Monday, January 31, 2011

Mountain Biking Bill fails on Party Lines

In which I explore a train of thought that makes me sound profoundly anti-Mountain Bike

Colorado Senate Bill 36 was written to acknowledge the inherent risks of mountain biking, and to limit lawsuits against property owners, equipment renters, etc. over injuries sustained during the activity.

The bill died tonight, having never made it out of committee.

What I find interesting about this bill is that it was a wholly Republican endeavor from start to finish. [1] It was sponsored by a Republican, and the vote on it was strictly down party lines: Republicans for, Democrats against.

This speaks to a suspicion that I have long had. Mountain biking is largely a Republican activity, because Republicans insist on seeing bikes as toys.

One blogger recently wrote about how in her community bikes were considered suitable for kids to play with, but were completely inappropriate for an adult to ride.

There's some kind of mental trigger that produces this mindset, and I don't know what it is. But I think that whatever it is, it's the same thing that causes motorists to get angry at cyclists for being in the road. The other side of the "They think they're entitled to the road" coin has to be "I believe they have no entitlement," which means that to the coin flipper, the cyclist is a kid playing at grown-up games and should be riding bikes on the sidewalk. Or playing hop-scotch in the alley. Or kicking a tin can in a dirt field. The idea that a bike might be used for grown-up reasons—going to work, grocery shopping—is not reasonable, nor even plausible, to this person.

(This coin-flipper is the same person who honked at me twice this week for not riding in the bike lane when it was full of snow and slush and ice and muck.)

To this person, the idea of spending Department Of Transportation money in multi-modal transportation is ridiculous. Because bikes are toys, and who walks anywhere?

"Bikes are toys" is the mantra that allows anti-bike people to embrace mountain biking. In this activity, bikes are safely confined to recreational use far away from cities and roads and traffic.

As proof, I submit the most—the only?—outspokenly anti-bike politician in Colorado, or anywhere else, Dan Maes.

From the transcript at
The bike program in and of itself is fine. I'm a biker, I rode the seat off my mountain bike last year myself.
So. Cycling in the city is a UN conspiracy to rob us of our freedoms. But cycling outside the city, in the mountains and in the woods, is peachy-keen and supports family values.

I am not against mountain biking. I find the idea of it appealing. I am simply interested in the apparent mental break that exists in people who are for it, but who are against cycling in the city and who are against infrastructure that supports it.

Because in one case, cyclists are simply kids playing with toys. And in the other, cyclists are humans, people who are just living their lives, doing their jobs, trying to live simply, and to simply live.

[1] One caveat from
This bill was conceived by past Senator Chris Romer after encountering many liability obstacles in trying to host a mountain bike event.
Romer is a Democrat currently running for Mayor of Denver and who appears to be very fond of the cycling demographic.


Mike said...

I suspect that the reason for the party-line split has less to do with bicycles and more to do with some political BS that neither of us are aware of.
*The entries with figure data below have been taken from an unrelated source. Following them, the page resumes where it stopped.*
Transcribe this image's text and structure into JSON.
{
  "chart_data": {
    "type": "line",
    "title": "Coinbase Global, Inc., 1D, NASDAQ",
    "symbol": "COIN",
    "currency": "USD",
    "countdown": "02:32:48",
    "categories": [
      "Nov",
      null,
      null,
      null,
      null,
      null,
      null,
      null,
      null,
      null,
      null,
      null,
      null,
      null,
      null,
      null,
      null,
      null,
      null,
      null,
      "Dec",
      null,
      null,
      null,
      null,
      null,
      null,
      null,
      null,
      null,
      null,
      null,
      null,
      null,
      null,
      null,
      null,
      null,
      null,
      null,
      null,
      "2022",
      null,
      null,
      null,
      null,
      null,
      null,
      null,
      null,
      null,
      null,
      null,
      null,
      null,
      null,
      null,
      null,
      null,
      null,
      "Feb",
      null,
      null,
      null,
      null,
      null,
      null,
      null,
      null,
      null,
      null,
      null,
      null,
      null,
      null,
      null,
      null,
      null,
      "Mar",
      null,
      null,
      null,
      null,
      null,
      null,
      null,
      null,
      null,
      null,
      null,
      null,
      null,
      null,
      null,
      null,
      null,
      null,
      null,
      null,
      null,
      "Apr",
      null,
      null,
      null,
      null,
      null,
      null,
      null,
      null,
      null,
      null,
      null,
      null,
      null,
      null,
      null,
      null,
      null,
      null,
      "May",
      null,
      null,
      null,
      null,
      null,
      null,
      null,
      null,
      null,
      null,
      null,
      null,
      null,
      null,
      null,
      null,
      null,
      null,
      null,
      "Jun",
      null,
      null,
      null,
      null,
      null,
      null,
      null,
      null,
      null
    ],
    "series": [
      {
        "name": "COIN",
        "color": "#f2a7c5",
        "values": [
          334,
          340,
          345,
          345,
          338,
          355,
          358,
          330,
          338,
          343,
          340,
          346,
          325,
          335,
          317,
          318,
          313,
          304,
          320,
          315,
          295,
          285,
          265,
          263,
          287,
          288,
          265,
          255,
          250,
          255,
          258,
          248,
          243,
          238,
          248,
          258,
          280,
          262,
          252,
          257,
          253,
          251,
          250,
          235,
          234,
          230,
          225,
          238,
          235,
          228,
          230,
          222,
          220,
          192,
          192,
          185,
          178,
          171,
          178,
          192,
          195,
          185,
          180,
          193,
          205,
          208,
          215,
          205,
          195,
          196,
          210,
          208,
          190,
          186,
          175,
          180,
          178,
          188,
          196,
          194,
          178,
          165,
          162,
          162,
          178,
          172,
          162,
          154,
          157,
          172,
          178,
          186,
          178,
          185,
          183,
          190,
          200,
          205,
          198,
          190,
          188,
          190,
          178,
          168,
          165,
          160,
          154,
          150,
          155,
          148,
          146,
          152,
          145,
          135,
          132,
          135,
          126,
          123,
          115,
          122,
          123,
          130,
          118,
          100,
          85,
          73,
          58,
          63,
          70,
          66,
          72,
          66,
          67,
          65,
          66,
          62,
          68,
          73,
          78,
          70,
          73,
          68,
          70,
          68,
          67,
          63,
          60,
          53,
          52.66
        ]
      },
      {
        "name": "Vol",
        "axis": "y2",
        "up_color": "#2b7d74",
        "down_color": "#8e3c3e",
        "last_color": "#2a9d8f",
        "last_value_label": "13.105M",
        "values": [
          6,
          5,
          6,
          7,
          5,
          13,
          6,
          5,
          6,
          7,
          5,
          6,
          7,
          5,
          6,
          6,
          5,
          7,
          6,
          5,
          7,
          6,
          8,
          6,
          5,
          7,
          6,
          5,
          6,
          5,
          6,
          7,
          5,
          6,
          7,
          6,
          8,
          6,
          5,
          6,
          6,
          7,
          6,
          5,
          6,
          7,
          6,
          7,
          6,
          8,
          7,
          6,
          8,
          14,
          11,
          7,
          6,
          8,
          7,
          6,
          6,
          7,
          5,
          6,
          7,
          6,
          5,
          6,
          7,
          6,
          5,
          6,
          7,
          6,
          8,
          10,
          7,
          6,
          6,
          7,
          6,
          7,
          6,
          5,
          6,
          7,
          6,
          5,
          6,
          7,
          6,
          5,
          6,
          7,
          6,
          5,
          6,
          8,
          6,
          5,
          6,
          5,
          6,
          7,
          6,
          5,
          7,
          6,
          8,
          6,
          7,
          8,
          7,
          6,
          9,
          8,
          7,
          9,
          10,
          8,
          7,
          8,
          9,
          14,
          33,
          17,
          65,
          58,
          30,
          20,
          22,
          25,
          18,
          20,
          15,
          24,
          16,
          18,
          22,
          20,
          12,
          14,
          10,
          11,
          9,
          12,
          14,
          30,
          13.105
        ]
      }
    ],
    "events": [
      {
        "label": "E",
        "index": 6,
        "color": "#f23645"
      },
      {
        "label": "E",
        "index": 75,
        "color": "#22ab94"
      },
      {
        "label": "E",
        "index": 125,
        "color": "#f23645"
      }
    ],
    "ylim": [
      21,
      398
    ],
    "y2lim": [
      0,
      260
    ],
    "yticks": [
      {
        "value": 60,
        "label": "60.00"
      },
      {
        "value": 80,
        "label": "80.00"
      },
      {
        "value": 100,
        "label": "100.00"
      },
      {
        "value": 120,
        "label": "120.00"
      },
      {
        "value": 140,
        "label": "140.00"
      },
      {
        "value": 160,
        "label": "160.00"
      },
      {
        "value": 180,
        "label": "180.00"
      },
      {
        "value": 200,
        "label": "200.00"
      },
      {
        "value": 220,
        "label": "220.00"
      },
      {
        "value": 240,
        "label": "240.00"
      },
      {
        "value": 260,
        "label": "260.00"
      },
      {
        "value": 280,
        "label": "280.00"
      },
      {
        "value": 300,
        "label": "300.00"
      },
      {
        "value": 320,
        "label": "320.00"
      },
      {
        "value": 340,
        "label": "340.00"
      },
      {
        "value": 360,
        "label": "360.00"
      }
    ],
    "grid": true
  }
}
Also, you need to get on a mountain bike this summer. It's so fun, and an insane workout.

Mike said...

A little info can be found here. Looks like the trial lawyer lobby bought off the dems who voted to kill it.

Will T Smith said...

The reason is that the environmental community is run by folks who like hiking without disturbance by a passing biker. I'm slightly more conservative than Dennis Kucinich and consider the blanket mountain bike bans in national parks as ridiculous. The only rationale I've heard against Mountain bikes with ANY validity is it enhances access. So do horses, they're allowed, allows far less fit individuals access and are FAR FAR more destructive.

The environmental community needs to be aware that IMBA is their natural ally. Mountain bikers are largely hippies on wheels. The same types of hippies riding on pavement, yet somehow when they are riding on dirt they're labeled as destructive.

Rail trails have multi-access users and even more disparate operating speeds between users than on dirt. This is not considered a problem, largely because the equestrians are NOT allowed.

As far as this bill goes ... who knows. If it's there to protect negligent manufacturers, it's bad. If it's there to protect land owners against liability from injuries on garden variety singletrack, it's good. It means cyclists assume responsibility for their own behavior.